Case report of sexual transmission when viral load suppressed to <50 copies/mL
30 October 2008. Related: HIV prevention and transmission.
Simon Collins, HIV i-Base
A case report published in Antiviral Therapy in Sepetember is important to inform the discussion on risk of sexual transmission by patients meeting the factors outlined in the Swiss Statement earlier this year (durable viral suppression to <50 copies/mL for >6 months, perfect adherence, no STIs).
Martin Stürmer from the Goethe University Hospital, Frankfurt, and colleagues described the case of a monogamous gay couple where the HIV-negative partner became infected. The HIV-positive partner, diagnosed in January 1999, started AZT/3TC/efavirenz in July 2000, achieving undetectable viral load within four months that was maintained for the next four years.
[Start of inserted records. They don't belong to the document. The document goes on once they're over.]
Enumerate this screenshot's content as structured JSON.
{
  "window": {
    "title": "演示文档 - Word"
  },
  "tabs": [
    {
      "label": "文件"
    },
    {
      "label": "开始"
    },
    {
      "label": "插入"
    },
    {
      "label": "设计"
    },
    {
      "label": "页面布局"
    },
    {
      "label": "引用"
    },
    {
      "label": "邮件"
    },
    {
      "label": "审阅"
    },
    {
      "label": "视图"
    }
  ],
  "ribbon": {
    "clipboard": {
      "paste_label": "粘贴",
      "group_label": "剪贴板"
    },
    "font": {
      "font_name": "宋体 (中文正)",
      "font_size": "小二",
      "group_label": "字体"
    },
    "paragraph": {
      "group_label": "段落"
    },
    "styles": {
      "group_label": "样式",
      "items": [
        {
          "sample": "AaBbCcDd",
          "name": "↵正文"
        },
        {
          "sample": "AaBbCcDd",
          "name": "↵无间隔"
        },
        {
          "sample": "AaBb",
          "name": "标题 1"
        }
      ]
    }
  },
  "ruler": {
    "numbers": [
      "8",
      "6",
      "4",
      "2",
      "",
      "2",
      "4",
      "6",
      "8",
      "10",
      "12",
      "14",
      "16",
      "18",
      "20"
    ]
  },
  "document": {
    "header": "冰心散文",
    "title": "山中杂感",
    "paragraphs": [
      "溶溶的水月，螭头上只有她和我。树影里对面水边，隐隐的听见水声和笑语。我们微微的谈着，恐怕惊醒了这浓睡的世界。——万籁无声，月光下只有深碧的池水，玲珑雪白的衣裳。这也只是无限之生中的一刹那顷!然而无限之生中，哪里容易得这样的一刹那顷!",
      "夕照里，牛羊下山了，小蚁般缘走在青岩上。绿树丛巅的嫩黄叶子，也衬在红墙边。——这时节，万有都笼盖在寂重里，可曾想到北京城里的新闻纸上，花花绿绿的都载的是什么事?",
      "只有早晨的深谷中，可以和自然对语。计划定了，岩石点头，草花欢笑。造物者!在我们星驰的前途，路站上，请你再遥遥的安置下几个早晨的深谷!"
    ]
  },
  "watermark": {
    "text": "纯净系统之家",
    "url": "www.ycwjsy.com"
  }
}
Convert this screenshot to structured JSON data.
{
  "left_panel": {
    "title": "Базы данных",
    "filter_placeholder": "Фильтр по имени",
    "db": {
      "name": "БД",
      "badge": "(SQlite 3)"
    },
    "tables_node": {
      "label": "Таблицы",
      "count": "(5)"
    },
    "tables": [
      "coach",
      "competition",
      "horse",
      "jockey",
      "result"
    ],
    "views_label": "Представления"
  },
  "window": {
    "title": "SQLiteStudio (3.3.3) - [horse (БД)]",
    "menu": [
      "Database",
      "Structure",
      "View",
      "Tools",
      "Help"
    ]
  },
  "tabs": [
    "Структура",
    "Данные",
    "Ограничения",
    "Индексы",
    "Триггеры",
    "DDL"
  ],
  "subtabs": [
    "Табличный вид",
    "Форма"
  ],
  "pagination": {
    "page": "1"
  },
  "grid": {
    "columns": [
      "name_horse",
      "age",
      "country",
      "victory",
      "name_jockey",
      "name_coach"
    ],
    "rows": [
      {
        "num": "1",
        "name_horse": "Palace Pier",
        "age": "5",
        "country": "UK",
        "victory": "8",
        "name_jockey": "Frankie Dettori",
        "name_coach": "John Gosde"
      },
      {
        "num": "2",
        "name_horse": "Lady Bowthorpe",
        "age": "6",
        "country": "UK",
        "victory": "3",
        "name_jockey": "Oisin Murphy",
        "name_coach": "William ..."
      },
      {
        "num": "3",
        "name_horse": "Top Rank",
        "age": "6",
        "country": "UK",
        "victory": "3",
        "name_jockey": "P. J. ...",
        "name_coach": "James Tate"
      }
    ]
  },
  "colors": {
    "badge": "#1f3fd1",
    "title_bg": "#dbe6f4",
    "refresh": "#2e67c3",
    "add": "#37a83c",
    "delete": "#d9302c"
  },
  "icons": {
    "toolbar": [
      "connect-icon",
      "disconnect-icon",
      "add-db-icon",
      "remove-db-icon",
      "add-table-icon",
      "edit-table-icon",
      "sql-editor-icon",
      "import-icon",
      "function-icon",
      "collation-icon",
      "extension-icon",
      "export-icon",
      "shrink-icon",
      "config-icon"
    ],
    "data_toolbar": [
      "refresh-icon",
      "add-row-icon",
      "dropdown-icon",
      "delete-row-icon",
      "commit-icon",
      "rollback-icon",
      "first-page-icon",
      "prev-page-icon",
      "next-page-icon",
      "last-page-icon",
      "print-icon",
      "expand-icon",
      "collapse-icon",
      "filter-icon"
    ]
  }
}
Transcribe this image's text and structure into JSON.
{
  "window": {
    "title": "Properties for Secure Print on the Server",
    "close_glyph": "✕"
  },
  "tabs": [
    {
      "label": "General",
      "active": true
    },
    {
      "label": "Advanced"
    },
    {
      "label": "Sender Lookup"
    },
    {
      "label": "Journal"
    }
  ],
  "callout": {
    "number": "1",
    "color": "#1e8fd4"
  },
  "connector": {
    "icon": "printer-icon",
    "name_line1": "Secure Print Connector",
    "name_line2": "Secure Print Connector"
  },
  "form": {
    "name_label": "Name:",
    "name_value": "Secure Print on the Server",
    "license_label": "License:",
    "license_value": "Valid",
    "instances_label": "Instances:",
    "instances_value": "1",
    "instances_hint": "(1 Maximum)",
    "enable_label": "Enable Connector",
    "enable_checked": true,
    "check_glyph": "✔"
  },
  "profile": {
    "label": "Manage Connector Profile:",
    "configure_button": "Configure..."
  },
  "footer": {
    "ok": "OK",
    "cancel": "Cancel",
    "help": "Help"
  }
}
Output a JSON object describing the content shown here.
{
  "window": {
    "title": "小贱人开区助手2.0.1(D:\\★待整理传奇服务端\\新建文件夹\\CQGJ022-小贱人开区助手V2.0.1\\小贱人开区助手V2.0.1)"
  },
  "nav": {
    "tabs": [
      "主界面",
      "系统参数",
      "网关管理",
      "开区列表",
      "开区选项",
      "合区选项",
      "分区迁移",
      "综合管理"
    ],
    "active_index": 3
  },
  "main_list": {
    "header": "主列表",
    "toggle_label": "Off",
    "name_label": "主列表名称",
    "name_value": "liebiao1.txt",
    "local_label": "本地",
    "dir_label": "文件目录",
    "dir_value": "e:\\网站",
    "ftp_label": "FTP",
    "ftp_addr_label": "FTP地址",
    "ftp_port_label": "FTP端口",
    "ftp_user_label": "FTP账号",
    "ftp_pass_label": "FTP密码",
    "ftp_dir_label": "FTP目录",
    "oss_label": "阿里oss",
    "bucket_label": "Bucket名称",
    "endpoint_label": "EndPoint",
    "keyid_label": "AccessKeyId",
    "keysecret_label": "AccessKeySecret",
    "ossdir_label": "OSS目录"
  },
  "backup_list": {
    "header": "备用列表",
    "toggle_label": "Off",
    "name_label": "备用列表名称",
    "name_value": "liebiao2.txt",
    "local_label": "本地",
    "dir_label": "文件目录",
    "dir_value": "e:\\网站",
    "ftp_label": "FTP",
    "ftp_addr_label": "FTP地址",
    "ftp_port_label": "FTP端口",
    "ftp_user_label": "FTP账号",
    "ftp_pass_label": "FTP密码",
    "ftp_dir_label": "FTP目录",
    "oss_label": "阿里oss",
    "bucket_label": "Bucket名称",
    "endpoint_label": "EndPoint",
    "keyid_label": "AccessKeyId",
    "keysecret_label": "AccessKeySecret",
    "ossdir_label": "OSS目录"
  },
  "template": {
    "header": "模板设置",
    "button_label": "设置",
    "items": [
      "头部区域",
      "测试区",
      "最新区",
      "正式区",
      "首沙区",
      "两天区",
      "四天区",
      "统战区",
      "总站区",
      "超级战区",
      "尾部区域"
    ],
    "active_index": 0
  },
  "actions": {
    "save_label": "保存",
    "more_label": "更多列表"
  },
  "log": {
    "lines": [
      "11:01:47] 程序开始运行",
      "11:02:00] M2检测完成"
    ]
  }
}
The man’s partner tested HIV-negative in June 2002 but HIV-positive in July 2004. The couple did not have other partners, but reported having unprotected sex from May 2003.
Phylogenetic analysis showed close relationship between the two viruses and ruled out the source of infection being a third party. Throughout the period, the HIV-positive partner reported good adherence, with no STIs, confirmed by his medical records.
The authors concluded “this should be added to the discussion of prevention strategies, which should not advise the abandonment of safer-sex practices without referring to the relatively low but not impossible risk of HIV-1 transmission in this context”.
Comment
Accurate, verified cases are important because of the lack of post-HAART data on transmission. No one is looking at it and no one is reporting it. One criticism of the Australian paper in the Lancet that modelled population risk from stopping condom use by assuming a linear relationship between viral load and risk, was that there maybe a cut-off level below which no transmission occurs. This case shows that criticism may not be valid for anal sex. We now need to know if there are similar cases for vaginal sex transmission?
Prevention risks are individual. An acceptable risk for one person is unacceptable for another. Without this case everything is theoretical.
With it, you can say that the risk is likely to be real for anal sex.
The report raises two issues for which we need more information: anal sex (most modelling is based on vaginal sex) and viral load in semen (the report below from the sperm-washing service in Paris highlighted 5% discordance between blood and semen).
The conclusions from this case report are different, based on each of the practical example used for the context of the Swiss statement.
Firstly, if trying for a baby, it is important to have semen viral load checked. Secondly, that risks are still very low for serodifferent couples, for example in cases of a single condom break, but not low enough to stop using condoms routinely.
Reference:
Stürmer M et al. Case report: Is transmission of HIV-1 in non-viraemic serodiscordant couples possible? Antivir Ther 2008; 13:729.